Дальше будет показано, что в практической речи сфера распространения «зауми» значительно шире и глубже, чем можно судить по упомянутым здесь случаям. Пока же их вполне достаточно для того, чтобы опровергнуть ходячее мнение о бессмысленности «заумных» форм в быту: они на лицо, – значит их существование имеет какой-то социальный смысл. Какой именно выяснится в последующем изложении.
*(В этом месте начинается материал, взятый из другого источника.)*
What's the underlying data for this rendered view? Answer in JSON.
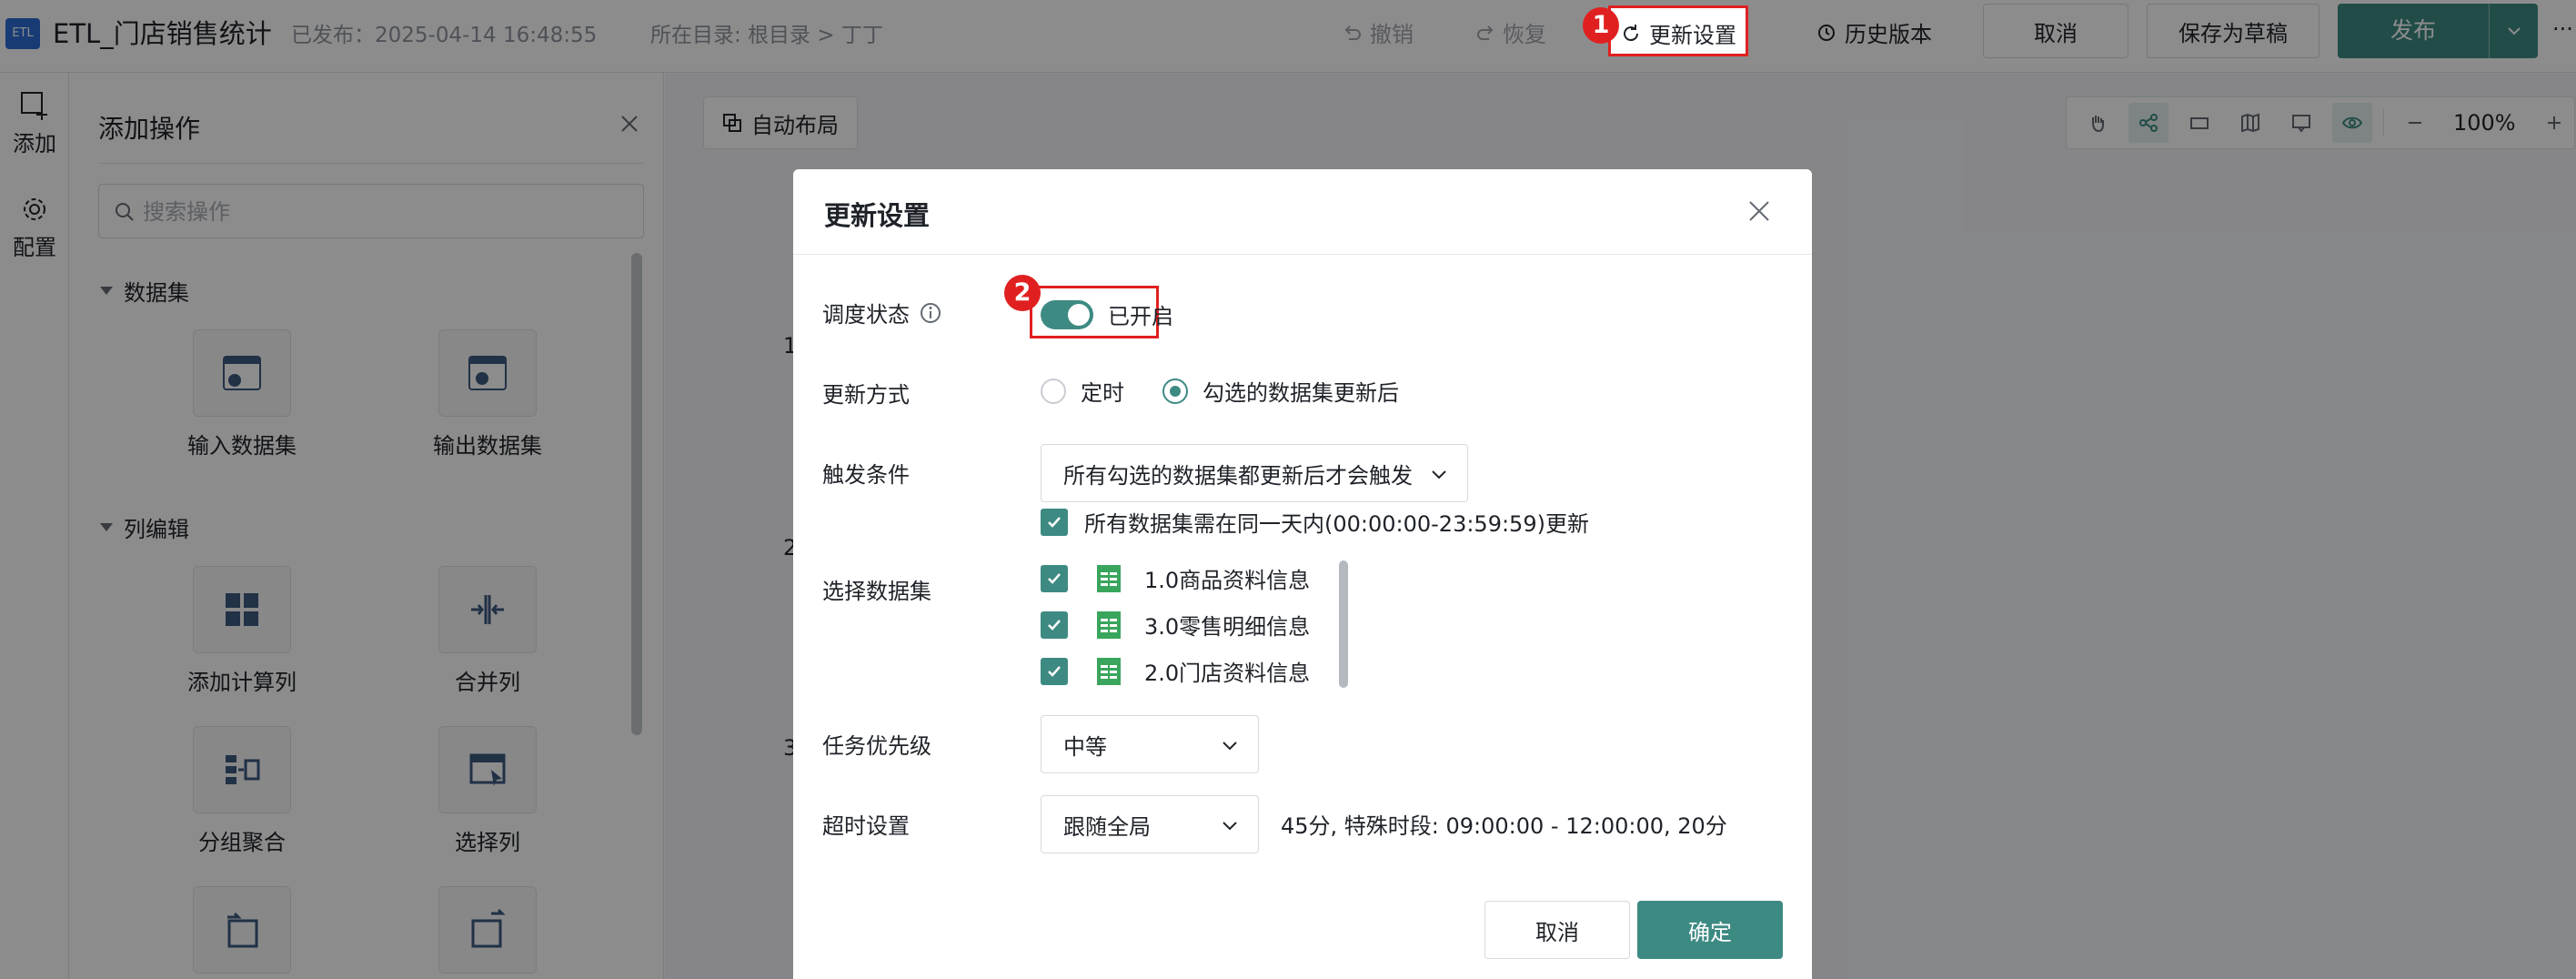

3. В «зауми» обычно видят «набор звуков», и если признают за ней формальное значение, то только музыкальное, акустическое. «Заумь» оказывается абстрактной, фонетической композицией. Уже это одно должно было бы исключить «заумные» формы из разряда форм звуковых, так как язык в любом своем проявлении обладает тремя неразрывными и обязательными сторонами: фонетической, морфологией и синтаксисом, семантикой. Между тем мы говорим о «заумном» языке, о «заумной» форме речи. Да, наконец, сама проблема «зауми» никогда бы не вставала, если бы она не входила в круг языковых фактов. «Заумь» именно тем интересна, что она является не простой комбинацией звуков (речитатив, мелодия, вокальная музыка), а произносительной и социально осуществляемой (стихи, разговор, радение хлыстов, «лепет» влюбленных) формой, т. е. формой языка.
Ошибка критиков сводится к следующему.
Любой жизненный акт реализуется в строго определенной среде и в полной зависимости от нее. Иначе: всякое единичное явление целиком определяется в своей функции наличным массовым, всеобщим и узаконенным шаблоном явлений того же типа. Точно также всякая произносительно-звуковая композиция неизбежно воспринимается на фоне данной языковой системы, тем самым входит в нее, как новый элемент, подчиняется всем нормам и оказывается действенной только потому, что мы ассоциируем с ней привычные формы нашего речевого творчества.
В этом смысле никакой чисто-фонетической формы нет и быть не может. Та или иная комбинация звуков непременно связывается с привычными для этих звуков и для подобных комбинаций смысловыми значениями, с аналогичными морфемами и т. д. Вот от чего «заумь» не фонетическое, а фонологическое (термин Якобсона) и даже морфологическое явление.
Третьяков правильно пишет о работах Крученых (см. «Бука русской литературы», М. 1923 г.):
Нашумевшие «стихи»:
и т. д.
осознаются, как ряд основ, приставок и пр. с определенной сферой семантической характеристики (булыжник, булава, булка, бултых, дыра и т. д.).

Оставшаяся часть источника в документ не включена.